I'm not sure at which level your question about dfdt refers to. You can't specify a vector argument directly in the PyDSTool spec strings for functions or RHS's. You can make your custom python or C function accept any form of vector argument when you call it from the regular, original RHS vector field function.

HTH.

• Paw
2013-09-19

Got it to work with

```udot = '-(u-velx(x,y))'
vdot = '-(v-vely(x,y))'
xdot = 'c*u'
ydot = 'c*v'
aux = {
'velx': (['x','y'], 'creal(1*(1-1**2/( (x+1*I*y)*(x+1*I*y) )))' ),
'vely': (['x','y'], '-cimag(1*(1-1**2/( (x+1*I*y)*(x+1*I*y) )))' )
}
DSargs['nobuild']=True
DSargs.ignorespecial = ['cimag','creal','I']
...
ode.makeLib(include=['complex.h'])
```

Note that **2 cannot be used in vel. It compiles to pow() - as expected - and we need cpow().
It is lightening fast. Especially when you come from an matlab environment.

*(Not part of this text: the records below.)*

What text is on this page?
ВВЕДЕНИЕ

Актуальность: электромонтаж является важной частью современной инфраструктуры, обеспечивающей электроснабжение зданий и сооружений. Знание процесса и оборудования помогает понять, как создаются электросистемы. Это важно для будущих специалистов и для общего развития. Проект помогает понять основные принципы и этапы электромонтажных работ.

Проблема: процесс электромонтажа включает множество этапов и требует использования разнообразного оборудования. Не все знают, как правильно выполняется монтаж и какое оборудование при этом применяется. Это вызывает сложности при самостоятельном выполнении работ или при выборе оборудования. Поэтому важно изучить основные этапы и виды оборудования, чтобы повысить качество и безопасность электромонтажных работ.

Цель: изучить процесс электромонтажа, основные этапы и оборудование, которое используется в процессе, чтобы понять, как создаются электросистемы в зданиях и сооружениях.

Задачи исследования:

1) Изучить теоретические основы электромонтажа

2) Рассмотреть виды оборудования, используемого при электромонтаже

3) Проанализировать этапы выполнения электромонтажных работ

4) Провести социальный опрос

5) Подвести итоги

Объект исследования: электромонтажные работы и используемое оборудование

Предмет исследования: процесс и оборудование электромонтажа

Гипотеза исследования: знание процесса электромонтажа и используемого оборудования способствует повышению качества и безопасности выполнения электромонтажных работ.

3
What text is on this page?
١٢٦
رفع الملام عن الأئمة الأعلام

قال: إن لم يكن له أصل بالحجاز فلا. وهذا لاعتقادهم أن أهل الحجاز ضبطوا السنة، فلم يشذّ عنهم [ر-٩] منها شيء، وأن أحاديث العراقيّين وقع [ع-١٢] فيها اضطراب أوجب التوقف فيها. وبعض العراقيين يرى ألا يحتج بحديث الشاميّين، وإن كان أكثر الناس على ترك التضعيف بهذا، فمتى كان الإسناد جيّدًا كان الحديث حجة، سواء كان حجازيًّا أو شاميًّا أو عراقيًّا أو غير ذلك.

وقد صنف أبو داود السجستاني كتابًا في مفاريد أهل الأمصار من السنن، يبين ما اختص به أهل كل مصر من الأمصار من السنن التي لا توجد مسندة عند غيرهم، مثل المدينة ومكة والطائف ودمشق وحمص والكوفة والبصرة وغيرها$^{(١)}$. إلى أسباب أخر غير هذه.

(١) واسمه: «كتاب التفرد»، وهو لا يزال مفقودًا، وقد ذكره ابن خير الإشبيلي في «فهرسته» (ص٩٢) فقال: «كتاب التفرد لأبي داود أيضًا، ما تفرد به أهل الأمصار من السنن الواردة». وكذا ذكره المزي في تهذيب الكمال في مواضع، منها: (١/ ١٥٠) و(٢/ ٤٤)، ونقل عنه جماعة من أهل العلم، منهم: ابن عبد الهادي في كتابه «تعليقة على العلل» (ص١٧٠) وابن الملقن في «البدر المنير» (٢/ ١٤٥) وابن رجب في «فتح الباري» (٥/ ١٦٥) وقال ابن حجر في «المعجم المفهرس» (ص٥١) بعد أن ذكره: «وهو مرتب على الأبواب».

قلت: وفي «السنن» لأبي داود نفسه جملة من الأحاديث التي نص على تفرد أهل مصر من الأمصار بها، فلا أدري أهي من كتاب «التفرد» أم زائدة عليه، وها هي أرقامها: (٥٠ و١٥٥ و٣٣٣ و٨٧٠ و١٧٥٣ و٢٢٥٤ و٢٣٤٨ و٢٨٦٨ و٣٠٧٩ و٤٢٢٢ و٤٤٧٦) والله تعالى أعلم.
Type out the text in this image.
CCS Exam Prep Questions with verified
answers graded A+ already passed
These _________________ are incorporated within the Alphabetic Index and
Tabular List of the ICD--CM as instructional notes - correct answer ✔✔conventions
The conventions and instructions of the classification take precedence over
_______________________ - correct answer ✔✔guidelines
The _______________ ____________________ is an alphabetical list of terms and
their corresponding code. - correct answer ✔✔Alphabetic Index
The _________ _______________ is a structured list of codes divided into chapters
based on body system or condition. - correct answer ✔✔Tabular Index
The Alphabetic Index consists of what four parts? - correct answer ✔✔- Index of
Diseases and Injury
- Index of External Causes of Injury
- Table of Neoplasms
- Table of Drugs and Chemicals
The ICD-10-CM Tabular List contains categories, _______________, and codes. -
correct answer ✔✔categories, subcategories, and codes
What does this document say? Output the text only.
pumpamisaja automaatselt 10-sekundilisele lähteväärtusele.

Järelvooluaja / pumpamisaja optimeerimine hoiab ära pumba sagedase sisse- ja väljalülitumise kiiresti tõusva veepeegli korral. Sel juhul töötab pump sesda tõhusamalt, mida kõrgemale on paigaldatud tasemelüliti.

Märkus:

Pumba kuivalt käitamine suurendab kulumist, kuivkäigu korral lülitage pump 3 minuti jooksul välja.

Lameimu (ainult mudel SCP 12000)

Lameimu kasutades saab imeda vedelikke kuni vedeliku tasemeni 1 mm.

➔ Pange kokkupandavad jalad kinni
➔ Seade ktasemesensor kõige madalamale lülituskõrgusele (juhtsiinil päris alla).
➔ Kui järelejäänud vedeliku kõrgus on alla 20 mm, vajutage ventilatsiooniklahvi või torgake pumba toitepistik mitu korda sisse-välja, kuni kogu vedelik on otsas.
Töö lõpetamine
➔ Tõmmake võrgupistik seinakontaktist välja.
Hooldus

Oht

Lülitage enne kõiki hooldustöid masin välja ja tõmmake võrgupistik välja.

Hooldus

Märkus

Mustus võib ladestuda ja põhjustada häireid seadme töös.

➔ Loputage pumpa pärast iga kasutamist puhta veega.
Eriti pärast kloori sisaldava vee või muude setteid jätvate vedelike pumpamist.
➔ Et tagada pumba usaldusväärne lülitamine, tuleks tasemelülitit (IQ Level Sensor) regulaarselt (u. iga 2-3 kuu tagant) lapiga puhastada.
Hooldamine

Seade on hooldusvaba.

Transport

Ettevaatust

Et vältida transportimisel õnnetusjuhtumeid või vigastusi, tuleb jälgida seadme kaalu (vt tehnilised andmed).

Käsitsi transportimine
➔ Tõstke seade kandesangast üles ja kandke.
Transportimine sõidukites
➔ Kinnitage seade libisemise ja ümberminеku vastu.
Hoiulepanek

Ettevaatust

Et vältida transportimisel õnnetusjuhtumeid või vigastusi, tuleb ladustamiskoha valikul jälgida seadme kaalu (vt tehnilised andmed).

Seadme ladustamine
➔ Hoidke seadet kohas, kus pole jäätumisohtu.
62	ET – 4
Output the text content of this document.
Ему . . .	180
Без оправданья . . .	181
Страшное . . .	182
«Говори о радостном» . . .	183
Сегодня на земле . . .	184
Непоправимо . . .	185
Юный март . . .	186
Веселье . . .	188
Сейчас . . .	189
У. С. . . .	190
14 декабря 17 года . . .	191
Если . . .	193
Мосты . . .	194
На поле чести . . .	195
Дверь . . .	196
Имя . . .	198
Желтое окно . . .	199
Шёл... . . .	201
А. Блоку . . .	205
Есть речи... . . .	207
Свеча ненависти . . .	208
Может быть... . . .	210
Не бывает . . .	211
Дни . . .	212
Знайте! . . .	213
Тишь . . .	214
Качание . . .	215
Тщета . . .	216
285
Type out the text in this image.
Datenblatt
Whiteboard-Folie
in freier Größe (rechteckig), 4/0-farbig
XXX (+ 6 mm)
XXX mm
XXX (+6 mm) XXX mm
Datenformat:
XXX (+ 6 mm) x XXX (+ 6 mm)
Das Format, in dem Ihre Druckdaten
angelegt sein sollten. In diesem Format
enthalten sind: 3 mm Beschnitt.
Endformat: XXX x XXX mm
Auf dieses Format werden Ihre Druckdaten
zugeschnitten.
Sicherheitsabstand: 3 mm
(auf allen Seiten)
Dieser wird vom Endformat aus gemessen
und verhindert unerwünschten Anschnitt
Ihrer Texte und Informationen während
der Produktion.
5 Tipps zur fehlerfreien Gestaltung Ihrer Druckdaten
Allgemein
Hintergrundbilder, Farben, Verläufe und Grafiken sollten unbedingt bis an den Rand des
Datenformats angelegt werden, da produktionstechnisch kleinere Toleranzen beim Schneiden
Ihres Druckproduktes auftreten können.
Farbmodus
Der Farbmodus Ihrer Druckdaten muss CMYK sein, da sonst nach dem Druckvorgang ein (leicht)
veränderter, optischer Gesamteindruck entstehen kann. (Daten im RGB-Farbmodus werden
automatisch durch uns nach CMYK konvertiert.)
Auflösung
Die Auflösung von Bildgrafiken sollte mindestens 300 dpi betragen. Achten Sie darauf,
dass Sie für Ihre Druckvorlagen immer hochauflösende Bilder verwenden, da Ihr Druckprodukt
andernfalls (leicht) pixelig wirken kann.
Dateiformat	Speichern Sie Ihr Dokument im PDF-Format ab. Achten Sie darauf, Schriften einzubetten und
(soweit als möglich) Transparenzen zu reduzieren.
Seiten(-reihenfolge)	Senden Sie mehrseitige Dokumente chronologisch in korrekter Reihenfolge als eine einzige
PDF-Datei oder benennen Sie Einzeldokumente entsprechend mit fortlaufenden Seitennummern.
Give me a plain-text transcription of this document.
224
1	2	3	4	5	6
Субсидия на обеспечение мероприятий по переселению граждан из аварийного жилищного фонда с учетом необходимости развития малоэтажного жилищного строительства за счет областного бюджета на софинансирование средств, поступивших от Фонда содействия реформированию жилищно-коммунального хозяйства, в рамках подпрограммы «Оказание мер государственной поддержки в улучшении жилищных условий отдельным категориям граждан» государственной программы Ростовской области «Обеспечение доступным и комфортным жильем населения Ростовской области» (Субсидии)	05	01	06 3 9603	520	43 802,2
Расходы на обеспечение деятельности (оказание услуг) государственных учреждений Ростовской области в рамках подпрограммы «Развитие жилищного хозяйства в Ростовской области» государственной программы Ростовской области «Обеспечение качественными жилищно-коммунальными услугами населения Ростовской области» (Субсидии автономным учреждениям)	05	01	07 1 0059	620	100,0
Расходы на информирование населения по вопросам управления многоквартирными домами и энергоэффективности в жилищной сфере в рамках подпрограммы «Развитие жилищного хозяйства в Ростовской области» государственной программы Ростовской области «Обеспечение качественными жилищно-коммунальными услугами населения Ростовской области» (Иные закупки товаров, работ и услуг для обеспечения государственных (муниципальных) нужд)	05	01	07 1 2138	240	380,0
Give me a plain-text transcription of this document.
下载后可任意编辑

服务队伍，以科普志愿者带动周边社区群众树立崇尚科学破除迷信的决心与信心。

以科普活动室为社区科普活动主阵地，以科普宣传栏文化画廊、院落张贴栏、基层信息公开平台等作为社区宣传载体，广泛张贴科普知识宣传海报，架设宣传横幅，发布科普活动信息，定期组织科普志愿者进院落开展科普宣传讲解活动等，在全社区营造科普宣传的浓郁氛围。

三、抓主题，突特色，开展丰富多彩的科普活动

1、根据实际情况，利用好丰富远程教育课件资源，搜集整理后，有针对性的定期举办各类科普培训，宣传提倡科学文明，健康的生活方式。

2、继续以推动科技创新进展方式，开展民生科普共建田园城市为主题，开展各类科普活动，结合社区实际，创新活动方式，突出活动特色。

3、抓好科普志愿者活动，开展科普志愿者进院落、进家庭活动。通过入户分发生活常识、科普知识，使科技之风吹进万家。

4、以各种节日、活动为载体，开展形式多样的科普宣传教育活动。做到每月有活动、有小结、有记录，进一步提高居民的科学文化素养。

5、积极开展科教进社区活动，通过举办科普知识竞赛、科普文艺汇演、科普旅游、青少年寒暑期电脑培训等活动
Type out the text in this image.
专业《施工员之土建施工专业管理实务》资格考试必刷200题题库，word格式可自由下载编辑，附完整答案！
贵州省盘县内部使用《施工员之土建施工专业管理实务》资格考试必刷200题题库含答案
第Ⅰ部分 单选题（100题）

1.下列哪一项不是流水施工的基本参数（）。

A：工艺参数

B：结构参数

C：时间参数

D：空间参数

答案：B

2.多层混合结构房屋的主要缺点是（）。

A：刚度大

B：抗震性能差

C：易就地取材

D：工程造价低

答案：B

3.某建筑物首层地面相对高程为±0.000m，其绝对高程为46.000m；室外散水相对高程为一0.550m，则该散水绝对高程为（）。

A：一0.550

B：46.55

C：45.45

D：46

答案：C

Thank you! This is nice :)

Btw.
Can you explain what you mean by a you can make a dummy 4D RHS and edit it later (probably easiest unless you want to try to make it more automated).. I do not quite get it.

Paw

• Rob Clewley
2013-09-22

The dummy RHS is for the C code situation, where you set each RHS = 0 or something like that. Then you edit the C code for the vector field and insert any function calls you want. I think you've already found the best solution to your problem here.